Christ also taught us to love and care for one another. Indeed, the early Christians took this teaching so seriously that they lived communally. They pooled their resources and try to provide for all within the Christian community. I myself am certainly not looking to join a Christian commune, but pooling and sharing resources has always been a quintessentially Christian thing to do even if we haven’t always done it to the same (extreme) extent of the early Christians. And of course, Jesus himself astutely noted that some of us have more to contribute to the community’s resources than others.
Job 36:15 (King James)
He delivers the poor in their affliction,
And opens their ears in oppression.
Psalm 10:18 (GOD’S WORD Translation)
In order to provide justice for orphans and oppressed people
so that no mere mortal will terrify them again.
Luke 12:48 (American Standard Version)
And to whomsoever much is given, of him shall much be required: and to whom they commit much, of him will they ask the more.
Mark 12:41-44 (Amplified Bible)
And He sat down opposite the treasury and saw how the crowd was casting money into the treasury.

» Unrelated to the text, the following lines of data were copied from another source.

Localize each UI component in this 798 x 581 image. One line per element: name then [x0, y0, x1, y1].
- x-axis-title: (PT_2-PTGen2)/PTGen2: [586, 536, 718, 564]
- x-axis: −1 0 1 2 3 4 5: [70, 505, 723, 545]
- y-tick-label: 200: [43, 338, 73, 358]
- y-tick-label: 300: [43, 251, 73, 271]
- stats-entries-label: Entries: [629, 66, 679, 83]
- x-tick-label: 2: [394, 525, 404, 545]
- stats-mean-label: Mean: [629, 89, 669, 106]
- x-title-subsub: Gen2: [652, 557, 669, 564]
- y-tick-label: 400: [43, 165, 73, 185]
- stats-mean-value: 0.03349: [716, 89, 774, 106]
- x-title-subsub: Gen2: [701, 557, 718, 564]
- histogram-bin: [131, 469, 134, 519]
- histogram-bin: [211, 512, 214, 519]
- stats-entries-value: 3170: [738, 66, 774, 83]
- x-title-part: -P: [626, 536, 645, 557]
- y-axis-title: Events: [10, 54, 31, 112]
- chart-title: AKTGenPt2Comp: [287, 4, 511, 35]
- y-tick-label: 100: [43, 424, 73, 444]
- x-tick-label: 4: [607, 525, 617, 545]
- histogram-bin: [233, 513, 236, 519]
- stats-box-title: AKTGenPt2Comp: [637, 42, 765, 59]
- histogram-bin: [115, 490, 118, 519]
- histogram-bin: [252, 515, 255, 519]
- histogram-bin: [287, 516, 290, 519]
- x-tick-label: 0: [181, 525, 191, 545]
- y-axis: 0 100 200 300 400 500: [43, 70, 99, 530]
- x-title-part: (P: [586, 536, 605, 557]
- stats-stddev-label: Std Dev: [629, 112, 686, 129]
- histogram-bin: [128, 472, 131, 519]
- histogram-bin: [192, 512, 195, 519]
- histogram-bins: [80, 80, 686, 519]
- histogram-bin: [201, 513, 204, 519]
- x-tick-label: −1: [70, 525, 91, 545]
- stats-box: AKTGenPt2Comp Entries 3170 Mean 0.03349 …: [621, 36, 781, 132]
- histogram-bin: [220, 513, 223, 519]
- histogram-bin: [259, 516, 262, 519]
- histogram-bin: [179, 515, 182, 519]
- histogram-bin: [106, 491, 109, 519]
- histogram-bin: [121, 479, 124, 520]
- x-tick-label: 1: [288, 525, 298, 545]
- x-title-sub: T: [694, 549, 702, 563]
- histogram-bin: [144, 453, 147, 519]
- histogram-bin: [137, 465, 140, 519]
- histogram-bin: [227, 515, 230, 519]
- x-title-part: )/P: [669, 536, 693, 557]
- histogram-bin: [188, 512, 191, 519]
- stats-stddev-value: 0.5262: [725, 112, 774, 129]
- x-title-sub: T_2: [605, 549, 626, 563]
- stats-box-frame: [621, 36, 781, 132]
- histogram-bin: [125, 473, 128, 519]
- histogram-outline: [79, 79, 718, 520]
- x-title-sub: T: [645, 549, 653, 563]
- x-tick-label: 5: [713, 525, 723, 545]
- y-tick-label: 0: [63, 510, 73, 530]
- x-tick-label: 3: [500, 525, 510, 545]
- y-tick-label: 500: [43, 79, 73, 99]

Many rich [people] were throwing in large sums.
And a widow who was poverty-stricken came and put in two copper mites [the smallest of coins], which together make half of a cent.
And He called His disciples [to Him] and said to them, Truly and surely I tell you, this widow, [she who is] poverty-stricken, has put in more than all those contributing to the treasury.
For they all threw in out of their abundance; but she, out of her deep poverty, has put in everything that she had--[even] all she had on which to live.
The church seems to believe that it needs to be actively involved in politics because it sees social changes as a threat to religious freedom. Back in February the LDS church’s chief lawyer said the following: “I believe that the greatest challenge faced by the Church, is the challenge to religious liberty that is growing worldwide. … A battle is looming over the effort to acquire civil social rights at the expense of civil religious rights. This battle, I believe, represents the acceleration of a disturbing slide downward in the law regarding the place of religion in the public square.”